There are so many things to do between work, home maintenance, schoolboy activities, community stuff. It’s sometimes hard to imagine getting it all done. I wonder about the choices I’ve made to get involved in so much. It just makes me feel so unreliable when I get sick and it all topples for a while. People count on me. Organizations seek out my leadership. How will the world survive? Very well, thank you.
I used to think my patients could only work with me, that I was the only one who really understood them and knew how to treat them. I used to be more involved with their overall care. I used to wonder how they would manage if I were to die. I was also involved in many large issues and efforts and thought of myself as indispensable to my community.
Then I got sick. Three years ago, I had to abdicate my self-coronated throne and leave life for a while. It was an incredible struggle as I worked to get better as fast as possible. I knew that so many people needed me. I couldn’t let them down.
The weeks and months wore on and I slowly discovered that I was not nearly as important as I thought. My patients found other practitioners or found that they actually could manage without my therapy. The PTA was limping along before I took over and continued limping along after I left. People either stepped in or things went undone. Either way, life went on. It was quite an ego smasher of a time.
I thought often about how we are like footprints in the sand. Not like that old, worn out Jesus story, but more like the actual print in the sand. Our presence is so temporary and obvious for a time. When we leave or die, our presence fades and washes away, eventually leaving no trace. it made me question life’s purpose.
Our attachment to “leaving a mark” is all about making sure that our footprint stays clear for all to see and even to trip over. It’s unbearable for us to think that we could be forgotten or unacknowledged for having lived. It’s too hard to consider that generations will go by and all but a few will become completely lost among the millions of names in the graveyards of the world.
As I was in vacate mode without the vacation, I realized that I could see all of this as a living tragedy or I could see it as a liberation. This choice showed up over and over again as time went on and as I couldn’t resume my former life. I had to face the fact that whatever importance I held for people or organizations, I was not so important that they couldn’t live without me. Not that I would ever say that, but deep inside I think that’s what I really wanted to believe. I think I wanted to believe that something or someone would really fall apart without me and that I had to heal for their sake. I was THAT important.
But – no.
Everyone carried on. Space was filled. Arrangements were made. Ego smashed.
Take a breath. Start again. Maybe a little lighter this time. Maybe a little more free of care. There is a focus on healing now that is more liberating as I get to discover new dimensions, new corners of me I didn’t know were there. It’s more fun this way.
But what’s the purpose of life then? Well, I think it is simply to follow our nature, whatever that may be. A tree does not seek anything but to be a tree. It stays for a time until it’s ready to fall over and become food for the rest of the earth around it. It doesn’t need to leave a mark.

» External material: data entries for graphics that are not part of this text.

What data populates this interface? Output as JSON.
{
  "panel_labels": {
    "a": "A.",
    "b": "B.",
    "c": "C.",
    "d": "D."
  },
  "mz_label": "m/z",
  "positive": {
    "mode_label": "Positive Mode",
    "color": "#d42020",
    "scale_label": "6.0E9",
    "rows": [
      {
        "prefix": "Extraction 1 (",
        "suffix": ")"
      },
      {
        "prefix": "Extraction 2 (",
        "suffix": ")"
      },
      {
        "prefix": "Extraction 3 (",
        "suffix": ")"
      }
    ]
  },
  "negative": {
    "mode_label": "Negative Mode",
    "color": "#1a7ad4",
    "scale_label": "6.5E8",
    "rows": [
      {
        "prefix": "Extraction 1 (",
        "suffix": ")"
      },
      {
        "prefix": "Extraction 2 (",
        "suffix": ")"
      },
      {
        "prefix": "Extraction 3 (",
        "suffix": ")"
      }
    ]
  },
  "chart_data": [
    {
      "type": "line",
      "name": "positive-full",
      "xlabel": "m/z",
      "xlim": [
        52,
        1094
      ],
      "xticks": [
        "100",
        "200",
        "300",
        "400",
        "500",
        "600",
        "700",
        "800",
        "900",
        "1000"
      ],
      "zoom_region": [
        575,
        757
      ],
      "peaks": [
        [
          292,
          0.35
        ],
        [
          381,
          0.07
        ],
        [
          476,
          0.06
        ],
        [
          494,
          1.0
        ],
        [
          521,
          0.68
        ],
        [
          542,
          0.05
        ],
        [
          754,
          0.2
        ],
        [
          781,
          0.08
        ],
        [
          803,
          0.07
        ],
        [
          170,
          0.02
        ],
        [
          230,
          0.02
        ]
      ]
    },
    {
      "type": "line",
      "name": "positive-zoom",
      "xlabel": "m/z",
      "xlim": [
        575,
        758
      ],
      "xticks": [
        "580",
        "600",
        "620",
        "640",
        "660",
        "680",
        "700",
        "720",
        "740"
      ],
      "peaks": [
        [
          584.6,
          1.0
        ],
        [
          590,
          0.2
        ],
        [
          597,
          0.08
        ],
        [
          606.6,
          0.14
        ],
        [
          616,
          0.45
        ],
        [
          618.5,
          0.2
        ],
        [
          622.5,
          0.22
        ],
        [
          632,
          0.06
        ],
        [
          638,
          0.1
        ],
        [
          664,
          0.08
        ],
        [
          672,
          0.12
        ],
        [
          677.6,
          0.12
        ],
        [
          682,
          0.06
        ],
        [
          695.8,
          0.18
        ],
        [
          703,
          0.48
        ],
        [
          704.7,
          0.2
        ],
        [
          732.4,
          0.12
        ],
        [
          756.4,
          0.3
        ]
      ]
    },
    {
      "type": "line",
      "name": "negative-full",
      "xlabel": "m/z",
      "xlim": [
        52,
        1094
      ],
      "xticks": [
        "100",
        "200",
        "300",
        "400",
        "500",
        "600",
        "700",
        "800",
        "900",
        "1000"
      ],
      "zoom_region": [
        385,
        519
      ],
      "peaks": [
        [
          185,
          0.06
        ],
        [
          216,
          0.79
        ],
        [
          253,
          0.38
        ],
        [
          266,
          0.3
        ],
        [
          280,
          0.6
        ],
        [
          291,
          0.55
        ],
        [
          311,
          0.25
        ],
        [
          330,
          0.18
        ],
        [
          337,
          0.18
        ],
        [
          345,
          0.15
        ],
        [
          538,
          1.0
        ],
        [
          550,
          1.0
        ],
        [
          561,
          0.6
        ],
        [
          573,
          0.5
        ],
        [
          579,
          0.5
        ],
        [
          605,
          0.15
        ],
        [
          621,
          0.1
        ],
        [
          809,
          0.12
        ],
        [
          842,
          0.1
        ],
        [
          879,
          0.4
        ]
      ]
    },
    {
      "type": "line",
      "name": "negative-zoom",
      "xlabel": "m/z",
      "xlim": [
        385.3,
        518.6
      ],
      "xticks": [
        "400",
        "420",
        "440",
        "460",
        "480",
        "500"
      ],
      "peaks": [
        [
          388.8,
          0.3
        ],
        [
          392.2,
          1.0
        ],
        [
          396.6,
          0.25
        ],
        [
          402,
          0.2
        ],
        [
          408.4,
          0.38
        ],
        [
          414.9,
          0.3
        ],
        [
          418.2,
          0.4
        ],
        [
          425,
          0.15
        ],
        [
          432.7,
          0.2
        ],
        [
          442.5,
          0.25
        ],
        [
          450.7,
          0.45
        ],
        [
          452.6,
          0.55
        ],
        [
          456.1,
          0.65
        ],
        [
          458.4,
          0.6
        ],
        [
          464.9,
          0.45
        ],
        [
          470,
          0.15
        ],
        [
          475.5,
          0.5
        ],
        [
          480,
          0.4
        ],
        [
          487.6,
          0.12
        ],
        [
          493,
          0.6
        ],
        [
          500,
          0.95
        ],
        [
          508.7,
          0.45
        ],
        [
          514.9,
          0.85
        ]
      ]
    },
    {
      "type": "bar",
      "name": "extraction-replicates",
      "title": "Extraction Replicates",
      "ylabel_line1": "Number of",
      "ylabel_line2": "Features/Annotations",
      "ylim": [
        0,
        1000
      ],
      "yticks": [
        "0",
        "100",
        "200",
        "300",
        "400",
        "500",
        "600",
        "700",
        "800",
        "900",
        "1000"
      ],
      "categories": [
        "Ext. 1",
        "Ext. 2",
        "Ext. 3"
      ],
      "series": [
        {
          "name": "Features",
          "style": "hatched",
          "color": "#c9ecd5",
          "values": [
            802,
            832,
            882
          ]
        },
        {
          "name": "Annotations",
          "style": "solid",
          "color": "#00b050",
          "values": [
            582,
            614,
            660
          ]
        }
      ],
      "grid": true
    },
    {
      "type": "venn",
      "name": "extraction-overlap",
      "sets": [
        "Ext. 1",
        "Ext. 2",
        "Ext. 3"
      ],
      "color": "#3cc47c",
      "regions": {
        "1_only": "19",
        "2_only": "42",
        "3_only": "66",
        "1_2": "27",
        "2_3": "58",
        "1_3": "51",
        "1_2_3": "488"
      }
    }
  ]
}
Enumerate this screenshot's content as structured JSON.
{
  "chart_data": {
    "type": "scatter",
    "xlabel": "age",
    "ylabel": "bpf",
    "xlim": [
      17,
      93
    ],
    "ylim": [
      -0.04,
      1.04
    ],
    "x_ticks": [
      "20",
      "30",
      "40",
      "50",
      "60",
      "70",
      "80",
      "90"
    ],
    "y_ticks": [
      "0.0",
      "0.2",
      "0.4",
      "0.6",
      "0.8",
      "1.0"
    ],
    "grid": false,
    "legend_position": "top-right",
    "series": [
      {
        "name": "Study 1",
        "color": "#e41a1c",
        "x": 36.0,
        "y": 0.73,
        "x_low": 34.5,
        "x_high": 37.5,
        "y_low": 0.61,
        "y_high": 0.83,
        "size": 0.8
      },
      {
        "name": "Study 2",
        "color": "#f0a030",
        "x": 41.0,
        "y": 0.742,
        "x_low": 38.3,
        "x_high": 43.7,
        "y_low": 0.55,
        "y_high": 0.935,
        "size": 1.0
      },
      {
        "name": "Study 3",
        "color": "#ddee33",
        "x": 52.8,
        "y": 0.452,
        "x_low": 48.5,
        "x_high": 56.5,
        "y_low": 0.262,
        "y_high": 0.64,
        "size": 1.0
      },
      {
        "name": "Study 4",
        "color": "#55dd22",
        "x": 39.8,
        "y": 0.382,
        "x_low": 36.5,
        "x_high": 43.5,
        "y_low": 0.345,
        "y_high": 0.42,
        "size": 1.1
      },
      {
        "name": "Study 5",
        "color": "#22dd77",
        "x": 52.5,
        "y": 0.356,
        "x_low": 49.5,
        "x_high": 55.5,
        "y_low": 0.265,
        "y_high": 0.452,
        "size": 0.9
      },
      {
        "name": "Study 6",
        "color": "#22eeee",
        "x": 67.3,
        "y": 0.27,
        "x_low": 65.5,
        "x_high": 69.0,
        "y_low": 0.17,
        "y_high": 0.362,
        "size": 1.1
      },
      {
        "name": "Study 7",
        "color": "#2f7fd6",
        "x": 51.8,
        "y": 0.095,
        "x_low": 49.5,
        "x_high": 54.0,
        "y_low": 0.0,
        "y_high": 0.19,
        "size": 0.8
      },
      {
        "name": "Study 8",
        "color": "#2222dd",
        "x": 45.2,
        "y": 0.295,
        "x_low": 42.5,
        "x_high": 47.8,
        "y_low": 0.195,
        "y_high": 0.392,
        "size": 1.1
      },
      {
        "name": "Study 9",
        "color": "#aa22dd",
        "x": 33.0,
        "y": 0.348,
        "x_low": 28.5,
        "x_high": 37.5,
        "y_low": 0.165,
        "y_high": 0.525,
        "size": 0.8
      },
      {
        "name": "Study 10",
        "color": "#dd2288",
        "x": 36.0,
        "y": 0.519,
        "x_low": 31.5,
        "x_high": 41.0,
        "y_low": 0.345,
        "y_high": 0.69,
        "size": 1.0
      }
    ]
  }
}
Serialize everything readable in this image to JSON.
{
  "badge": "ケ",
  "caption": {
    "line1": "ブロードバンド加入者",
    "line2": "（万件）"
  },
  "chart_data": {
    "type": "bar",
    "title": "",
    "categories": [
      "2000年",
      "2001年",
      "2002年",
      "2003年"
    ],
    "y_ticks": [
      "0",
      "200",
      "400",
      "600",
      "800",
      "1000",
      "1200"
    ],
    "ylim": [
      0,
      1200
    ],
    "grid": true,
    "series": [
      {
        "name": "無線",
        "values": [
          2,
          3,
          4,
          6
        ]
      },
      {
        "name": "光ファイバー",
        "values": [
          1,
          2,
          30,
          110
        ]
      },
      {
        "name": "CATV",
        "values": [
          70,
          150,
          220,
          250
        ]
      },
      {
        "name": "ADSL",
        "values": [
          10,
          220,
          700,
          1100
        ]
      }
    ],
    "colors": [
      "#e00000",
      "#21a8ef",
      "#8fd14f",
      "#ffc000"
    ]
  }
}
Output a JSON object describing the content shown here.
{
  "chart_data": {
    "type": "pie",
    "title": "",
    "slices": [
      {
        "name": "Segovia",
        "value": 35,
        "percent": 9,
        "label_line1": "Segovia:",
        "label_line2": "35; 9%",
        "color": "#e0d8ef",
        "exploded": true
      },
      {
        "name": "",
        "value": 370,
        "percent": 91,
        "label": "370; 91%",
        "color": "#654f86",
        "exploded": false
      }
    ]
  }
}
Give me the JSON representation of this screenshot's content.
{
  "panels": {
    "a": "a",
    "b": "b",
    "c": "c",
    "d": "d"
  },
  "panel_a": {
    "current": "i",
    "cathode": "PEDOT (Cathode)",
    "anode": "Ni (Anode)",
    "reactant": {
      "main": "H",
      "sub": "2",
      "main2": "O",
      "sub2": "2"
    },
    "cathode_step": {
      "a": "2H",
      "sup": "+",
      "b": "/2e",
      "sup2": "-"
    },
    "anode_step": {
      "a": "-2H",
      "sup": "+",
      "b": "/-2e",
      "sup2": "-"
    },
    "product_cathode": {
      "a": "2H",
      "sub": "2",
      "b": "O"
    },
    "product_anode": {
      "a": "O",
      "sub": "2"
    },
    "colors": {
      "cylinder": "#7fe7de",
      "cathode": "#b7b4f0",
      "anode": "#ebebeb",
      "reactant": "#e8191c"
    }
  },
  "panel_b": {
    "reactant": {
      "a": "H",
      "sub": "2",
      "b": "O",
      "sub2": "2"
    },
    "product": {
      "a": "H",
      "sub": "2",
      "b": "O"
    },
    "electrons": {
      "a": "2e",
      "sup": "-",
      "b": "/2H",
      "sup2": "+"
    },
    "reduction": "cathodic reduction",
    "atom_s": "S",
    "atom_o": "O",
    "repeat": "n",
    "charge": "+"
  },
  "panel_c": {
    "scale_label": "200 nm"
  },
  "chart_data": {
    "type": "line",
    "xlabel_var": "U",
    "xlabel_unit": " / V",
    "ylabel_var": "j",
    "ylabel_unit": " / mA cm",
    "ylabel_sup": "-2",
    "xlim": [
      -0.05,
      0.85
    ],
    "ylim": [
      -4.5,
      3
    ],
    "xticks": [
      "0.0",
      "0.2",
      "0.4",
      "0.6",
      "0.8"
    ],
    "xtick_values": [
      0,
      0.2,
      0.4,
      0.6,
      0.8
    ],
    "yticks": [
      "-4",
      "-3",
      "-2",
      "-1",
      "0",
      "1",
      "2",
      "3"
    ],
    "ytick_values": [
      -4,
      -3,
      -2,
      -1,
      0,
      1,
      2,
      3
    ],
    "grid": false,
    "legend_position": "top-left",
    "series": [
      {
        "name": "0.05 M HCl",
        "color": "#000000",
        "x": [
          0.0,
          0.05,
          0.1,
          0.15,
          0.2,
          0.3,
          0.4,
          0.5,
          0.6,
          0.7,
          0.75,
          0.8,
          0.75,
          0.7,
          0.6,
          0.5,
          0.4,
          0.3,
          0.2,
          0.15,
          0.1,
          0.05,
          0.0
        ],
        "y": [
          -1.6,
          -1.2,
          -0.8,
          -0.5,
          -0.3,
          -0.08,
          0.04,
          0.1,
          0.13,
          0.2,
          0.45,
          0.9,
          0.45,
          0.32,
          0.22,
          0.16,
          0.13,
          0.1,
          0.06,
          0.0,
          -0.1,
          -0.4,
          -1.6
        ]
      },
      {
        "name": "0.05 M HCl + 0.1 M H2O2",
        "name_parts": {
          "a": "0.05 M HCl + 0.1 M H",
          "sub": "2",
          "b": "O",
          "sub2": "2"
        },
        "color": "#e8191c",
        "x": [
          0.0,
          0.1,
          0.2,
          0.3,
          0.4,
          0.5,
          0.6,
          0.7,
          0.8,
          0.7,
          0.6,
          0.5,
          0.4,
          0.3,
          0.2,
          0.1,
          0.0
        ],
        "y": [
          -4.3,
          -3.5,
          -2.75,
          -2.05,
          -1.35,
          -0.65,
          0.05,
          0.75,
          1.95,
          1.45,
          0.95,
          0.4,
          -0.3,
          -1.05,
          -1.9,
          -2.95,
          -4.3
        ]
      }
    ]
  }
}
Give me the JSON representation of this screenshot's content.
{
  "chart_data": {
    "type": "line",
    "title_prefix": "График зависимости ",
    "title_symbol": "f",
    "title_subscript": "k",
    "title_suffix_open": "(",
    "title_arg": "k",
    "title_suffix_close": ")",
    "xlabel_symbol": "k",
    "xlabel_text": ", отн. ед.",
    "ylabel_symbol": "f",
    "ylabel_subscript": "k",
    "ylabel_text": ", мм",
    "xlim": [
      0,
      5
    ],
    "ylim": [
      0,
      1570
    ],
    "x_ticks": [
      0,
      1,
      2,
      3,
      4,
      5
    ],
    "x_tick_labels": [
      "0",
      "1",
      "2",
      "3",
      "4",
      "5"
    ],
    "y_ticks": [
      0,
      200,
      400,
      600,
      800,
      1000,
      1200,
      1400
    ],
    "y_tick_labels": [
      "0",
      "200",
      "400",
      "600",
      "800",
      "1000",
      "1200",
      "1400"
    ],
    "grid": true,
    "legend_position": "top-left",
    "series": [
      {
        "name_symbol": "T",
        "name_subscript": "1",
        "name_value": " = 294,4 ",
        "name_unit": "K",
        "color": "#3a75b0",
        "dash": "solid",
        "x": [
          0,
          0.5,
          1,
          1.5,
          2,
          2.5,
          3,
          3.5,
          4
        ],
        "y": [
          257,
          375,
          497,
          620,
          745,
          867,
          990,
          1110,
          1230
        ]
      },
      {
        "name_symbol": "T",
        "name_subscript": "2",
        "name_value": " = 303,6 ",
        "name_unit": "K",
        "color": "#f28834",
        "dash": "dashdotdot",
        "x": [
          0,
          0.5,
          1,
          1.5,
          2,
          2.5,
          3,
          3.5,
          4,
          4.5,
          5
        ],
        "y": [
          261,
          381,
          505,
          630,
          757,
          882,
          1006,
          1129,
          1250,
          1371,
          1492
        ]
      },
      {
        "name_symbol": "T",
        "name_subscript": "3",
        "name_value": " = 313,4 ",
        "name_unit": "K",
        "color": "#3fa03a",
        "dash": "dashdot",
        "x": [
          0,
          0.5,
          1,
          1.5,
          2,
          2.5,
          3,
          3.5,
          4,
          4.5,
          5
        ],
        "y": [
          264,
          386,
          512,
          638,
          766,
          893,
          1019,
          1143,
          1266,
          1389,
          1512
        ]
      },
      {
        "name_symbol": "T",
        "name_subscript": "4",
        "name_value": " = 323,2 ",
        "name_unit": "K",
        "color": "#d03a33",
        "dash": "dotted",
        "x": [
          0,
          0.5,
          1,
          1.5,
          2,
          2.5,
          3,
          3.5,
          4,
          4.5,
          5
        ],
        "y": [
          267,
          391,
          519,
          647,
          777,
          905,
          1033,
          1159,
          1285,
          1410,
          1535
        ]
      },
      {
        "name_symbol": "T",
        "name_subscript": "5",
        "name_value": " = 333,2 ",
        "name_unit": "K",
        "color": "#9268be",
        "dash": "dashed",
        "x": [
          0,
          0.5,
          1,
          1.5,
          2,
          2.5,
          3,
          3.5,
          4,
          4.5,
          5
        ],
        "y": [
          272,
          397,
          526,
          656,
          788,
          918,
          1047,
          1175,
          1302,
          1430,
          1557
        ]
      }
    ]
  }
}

It is not attached to how other trees see it. It just stands there and waves in the wind, reaches for the sun, and bears its own fruit- until it doesn’t anymore. Kind of simple.
After the most recent brush with death, I came back not wishing to leave a mark really quickly before I die. Instead I began feverishly getting rid of things, working to be sure my family is taken care of if I should go a little sooner than I expect and to disappear quietly without a trace. I’ve saved so many things to mark my life; journals, art, books, junk. In the face of death, it’s all just a lot of junk for someone else to clean up.
I want to live more like the zen monks who did their level best to simply disappear without a trace and to live without attachment to their place in the world. Their collective mark is felt by those of us who yearn for a simpler life where we chop wood and carry water and lie in the grass watching clouds go by. It’s not a tragic life. It’s a poignant life. And then it’s not. Simple.